I think it is worth noting that a school psychologist did notify the police about the homicidal fantasies of the Aurora murderer in CO. Then when the police responded trying to open an investigation, the psychologist did not want to pursue. The school is now facing a lawsuit.

In most shootings, there are red flags that should have been caught and acted upon when using hindsight.

Feb 7, 2013 10:31 pm
 Posted by  bob edwards

Phineas is probably correct in noting that "(i)n most shootings, there are red flags that should have been caught and acted upon when using hindsight." However, a more useful sign is always apparent ahead of time: Owning a gun.

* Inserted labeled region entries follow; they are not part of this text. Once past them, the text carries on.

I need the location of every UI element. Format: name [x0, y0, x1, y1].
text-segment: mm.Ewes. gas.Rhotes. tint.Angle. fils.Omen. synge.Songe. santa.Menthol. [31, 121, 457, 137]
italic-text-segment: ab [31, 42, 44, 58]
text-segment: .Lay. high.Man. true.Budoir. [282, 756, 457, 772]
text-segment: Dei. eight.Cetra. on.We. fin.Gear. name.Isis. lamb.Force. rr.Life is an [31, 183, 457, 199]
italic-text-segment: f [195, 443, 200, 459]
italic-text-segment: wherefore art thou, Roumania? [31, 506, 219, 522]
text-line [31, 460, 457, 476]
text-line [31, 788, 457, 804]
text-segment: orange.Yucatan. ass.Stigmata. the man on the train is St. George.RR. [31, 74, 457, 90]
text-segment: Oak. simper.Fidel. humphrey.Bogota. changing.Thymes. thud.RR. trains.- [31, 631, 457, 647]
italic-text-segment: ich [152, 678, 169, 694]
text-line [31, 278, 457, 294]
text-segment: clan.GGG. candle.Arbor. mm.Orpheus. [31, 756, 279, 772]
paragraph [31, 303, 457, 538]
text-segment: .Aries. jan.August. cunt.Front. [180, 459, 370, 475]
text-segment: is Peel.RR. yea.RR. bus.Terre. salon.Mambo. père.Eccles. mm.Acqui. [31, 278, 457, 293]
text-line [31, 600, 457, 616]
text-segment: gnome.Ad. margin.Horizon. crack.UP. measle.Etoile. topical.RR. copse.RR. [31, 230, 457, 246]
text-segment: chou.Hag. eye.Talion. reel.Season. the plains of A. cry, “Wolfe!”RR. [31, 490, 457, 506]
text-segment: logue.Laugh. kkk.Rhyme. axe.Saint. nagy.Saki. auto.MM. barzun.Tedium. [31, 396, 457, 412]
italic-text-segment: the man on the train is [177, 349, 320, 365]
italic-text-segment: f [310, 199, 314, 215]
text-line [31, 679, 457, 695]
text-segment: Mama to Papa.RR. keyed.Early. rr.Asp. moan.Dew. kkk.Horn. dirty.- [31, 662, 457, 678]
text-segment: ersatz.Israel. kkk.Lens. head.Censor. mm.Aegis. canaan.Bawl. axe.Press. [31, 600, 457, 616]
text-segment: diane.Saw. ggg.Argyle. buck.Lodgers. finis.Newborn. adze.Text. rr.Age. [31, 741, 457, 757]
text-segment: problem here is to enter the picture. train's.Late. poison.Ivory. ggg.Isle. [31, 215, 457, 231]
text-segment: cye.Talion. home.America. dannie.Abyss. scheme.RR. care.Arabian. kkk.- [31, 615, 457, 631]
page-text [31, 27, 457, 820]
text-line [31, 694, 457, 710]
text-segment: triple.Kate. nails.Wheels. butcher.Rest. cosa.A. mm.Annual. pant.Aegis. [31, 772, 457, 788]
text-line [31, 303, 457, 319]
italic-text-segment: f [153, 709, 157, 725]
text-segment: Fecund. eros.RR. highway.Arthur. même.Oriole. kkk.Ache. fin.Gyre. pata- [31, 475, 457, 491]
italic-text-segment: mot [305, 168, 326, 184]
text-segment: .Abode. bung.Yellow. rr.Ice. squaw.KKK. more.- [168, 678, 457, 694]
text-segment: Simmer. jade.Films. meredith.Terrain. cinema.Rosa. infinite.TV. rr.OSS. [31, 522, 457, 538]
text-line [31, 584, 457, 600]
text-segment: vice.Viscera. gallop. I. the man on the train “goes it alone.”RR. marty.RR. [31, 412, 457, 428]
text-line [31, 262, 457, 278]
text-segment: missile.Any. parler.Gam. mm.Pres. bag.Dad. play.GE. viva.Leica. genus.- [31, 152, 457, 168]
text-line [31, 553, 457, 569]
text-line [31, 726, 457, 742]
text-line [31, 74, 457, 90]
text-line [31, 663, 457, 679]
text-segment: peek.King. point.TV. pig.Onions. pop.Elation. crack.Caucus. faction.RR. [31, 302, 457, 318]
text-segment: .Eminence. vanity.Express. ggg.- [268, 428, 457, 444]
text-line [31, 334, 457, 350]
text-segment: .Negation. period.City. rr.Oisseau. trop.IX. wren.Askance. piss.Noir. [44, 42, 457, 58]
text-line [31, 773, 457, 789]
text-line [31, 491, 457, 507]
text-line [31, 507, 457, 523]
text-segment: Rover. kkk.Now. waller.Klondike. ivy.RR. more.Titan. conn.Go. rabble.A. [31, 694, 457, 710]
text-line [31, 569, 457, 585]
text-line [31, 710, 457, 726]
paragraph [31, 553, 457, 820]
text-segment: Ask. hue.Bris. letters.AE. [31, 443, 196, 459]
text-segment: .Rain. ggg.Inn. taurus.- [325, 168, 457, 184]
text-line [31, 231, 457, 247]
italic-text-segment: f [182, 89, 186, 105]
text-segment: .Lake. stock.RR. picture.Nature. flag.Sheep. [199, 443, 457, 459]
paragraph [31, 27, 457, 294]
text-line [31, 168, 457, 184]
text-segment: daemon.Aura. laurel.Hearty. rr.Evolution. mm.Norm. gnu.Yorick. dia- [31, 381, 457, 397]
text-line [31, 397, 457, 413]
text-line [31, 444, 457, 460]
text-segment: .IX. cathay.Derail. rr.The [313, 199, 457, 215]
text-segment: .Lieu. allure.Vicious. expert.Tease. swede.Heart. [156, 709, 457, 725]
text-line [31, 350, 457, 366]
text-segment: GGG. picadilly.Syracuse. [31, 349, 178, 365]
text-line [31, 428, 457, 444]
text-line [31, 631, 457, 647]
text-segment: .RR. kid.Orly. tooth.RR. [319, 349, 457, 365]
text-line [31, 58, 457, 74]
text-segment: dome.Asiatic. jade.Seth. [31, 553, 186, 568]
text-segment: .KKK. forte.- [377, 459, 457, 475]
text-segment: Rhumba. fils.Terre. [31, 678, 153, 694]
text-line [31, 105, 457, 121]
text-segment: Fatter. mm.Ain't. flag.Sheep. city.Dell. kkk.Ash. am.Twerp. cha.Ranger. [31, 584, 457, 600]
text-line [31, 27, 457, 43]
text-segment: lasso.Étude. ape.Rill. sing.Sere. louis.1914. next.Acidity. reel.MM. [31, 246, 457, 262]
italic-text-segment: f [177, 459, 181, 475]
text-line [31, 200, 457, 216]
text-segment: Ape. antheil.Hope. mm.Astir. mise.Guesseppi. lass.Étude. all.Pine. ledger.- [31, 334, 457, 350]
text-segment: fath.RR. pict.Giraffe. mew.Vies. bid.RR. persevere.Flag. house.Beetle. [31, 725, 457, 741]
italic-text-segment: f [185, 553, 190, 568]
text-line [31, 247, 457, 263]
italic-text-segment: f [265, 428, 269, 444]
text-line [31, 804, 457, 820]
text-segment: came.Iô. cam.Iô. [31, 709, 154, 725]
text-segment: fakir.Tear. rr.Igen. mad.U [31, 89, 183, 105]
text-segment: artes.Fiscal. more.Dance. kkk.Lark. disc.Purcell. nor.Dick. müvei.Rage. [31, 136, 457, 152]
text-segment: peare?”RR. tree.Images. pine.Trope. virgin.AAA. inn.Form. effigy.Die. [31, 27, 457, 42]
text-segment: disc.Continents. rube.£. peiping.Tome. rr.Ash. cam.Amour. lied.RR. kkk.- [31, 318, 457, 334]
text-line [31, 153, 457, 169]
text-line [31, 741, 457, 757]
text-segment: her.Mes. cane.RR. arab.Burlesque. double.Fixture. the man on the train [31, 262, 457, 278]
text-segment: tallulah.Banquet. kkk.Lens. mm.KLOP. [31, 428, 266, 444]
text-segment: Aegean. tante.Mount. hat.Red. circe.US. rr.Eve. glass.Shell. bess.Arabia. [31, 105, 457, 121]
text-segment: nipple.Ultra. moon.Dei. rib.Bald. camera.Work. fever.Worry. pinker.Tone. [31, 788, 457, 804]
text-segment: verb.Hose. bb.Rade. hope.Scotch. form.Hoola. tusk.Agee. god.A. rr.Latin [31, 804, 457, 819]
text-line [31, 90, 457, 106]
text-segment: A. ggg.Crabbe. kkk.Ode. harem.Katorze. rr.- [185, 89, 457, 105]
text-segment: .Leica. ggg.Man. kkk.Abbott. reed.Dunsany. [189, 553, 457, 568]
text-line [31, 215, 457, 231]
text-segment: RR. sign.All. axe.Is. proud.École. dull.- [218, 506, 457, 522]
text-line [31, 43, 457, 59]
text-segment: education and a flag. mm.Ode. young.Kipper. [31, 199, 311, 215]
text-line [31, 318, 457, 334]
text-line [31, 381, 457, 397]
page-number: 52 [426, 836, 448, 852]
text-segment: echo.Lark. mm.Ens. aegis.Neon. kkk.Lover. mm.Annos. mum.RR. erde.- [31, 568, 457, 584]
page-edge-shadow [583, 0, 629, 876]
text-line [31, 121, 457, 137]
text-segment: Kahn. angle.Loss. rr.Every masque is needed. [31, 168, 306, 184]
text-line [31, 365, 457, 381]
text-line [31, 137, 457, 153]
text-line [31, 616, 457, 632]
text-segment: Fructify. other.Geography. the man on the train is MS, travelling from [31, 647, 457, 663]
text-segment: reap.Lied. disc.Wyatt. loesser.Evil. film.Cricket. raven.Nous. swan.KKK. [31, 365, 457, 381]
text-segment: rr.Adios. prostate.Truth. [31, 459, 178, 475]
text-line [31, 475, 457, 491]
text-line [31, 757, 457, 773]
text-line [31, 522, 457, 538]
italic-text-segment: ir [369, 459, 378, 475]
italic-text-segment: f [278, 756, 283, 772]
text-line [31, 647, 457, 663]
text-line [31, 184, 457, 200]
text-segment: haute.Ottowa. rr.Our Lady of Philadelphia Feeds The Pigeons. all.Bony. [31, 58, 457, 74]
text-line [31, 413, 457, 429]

Statistics show that 100% of those shot to death are killed by people with guns.

Feb 11, 2013 05:36 am
 Posted by  Phineas Worthington

100% of food poisoning deaths are caused by food, so lets ban food?
100% of drownings are caused by water, so lets ban water?
100% of car deaths are caused by cars, so lets ban cars?
And the reductio ad absurdum of that premise might be that 100% of all death is caused by life, so why don't we ban it?!

Check your absurd premises Mr. Edwards.

And check out Mexico where private gun ownership has been banned, yet they still have more gun deaths than the US. To say nothing of the official government violence and corruption that is part of what caused 10% of them to move here.